Note: a high value here means that we require a stronger (more extreme) "signal" from the incoming data to get past this filter. It's kinda like a high-pass filter...

So our \(\mathbf{P}\) matrix for \(n\) different sensors looks like:

$$ \begin{bmatrix}
k_{\text{obs_std}}\text{Var}(\text{nOD}_{1,t}) & 0 & 0 \\
... & ... & ... \\
0 & 0 & k_{\text{obs_std}}\text{Var}(\text{nOD}_{n,t})
\end{bmatrix} $$

Note the 0s in the off-diagonal. This is telling the Kalman Filter that our signals are independent. Is this true? Not totally, as we do observe some correlation. Another improvement on this is to also calculate the covariance between the signals at the start of the experiment and populate the off-diagonals.  

Constructing the process covariance matrix, \(\mathbf{Q}\)

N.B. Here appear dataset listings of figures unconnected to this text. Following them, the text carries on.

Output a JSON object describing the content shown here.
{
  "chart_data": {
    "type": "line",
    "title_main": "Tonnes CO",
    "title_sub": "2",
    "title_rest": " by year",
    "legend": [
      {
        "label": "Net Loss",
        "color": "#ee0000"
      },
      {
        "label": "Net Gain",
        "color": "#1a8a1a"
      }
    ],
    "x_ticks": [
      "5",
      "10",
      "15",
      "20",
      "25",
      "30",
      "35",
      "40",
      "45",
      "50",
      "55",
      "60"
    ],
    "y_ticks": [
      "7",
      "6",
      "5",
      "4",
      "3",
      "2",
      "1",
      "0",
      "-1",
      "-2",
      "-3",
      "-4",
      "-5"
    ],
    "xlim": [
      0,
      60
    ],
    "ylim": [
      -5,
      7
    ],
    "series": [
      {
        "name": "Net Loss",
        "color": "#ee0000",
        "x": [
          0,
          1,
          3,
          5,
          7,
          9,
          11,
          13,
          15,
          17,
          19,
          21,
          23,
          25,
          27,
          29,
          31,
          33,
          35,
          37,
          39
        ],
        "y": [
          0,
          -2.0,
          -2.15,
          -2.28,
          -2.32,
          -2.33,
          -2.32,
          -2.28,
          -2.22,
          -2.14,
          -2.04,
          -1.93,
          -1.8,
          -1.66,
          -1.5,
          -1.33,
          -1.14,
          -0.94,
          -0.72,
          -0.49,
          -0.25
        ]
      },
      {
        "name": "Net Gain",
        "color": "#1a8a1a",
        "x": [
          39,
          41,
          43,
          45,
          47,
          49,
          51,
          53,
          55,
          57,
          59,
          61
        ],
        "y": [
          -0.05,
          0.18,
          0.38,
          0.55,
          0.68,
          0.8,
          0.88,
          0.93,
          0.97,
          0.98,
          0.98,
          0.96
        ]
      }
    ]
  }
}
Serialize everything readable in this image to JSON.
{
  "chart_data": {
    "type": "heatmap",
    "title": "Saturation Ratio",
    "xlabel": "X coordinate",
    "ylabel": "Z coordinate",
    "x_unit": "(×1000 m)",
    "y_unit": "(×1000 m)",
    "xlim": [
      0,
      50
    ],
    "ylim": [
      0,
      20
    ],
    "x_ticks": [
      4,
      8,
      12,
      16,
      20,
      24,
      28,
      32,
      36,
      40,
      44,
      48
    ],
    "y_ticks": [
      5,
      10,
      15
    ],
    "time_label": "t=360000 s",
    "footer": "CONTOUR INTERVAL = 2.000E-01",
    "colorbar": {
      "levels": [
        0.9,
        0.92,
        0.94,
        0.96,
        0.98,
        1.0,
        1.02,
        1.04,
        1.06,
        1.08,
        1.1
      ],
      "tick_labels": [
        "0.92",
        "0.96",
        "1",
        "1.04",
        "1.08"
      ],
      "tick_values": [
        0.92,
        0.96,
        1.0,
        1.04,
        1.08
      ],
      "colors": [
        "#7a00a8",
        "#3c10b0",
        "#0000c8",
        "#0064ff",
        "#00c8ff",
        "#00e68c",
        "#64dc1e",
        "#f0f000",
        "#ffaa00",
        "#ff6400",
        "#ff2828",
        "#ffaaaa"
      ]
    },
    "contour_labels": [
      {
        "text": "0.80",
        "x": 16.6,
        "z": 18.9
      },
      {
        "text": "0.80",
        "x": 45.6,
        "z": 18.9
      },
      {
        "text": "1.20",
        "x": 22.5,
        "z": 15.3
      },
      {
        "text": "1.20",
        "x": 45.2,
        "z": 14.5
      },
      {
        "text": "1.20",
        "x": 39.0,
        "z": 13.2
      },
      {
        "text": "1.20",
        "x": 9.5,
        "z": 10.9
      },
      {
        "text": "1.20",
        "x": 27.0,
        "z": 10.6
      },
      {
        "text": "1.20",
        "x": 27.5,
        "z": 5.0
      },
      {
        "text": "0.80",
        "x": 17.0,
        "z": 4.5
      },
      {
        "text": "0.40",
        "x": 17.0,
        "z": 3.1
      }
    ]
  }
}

If you were hoping for a lesson on how to estimate \(\mathbf{Q}\), I don't have that for you. Luckily, we have only three entries in this matrix of interest (the diagonals of this 3x3 matrix). We perform simulations and vary these entries to find "good" values, which is something we've done. These are editable in the Pioreactor's configuration. 

Conclusion

We hope this blog article gave you more confidence in how we do our internal inference. I think this Kalman Filter is one of our most powerful features. Accurate, real-time growth rates are critical for protocols like the morbidostat and more. We haven't touched on it (yet), but there's also the "trick" to gracefully handle dilution events (which drops the cell density and optical density). The other estimation approaches above can't handle this, but the Kalman Filter can. More on that in the future!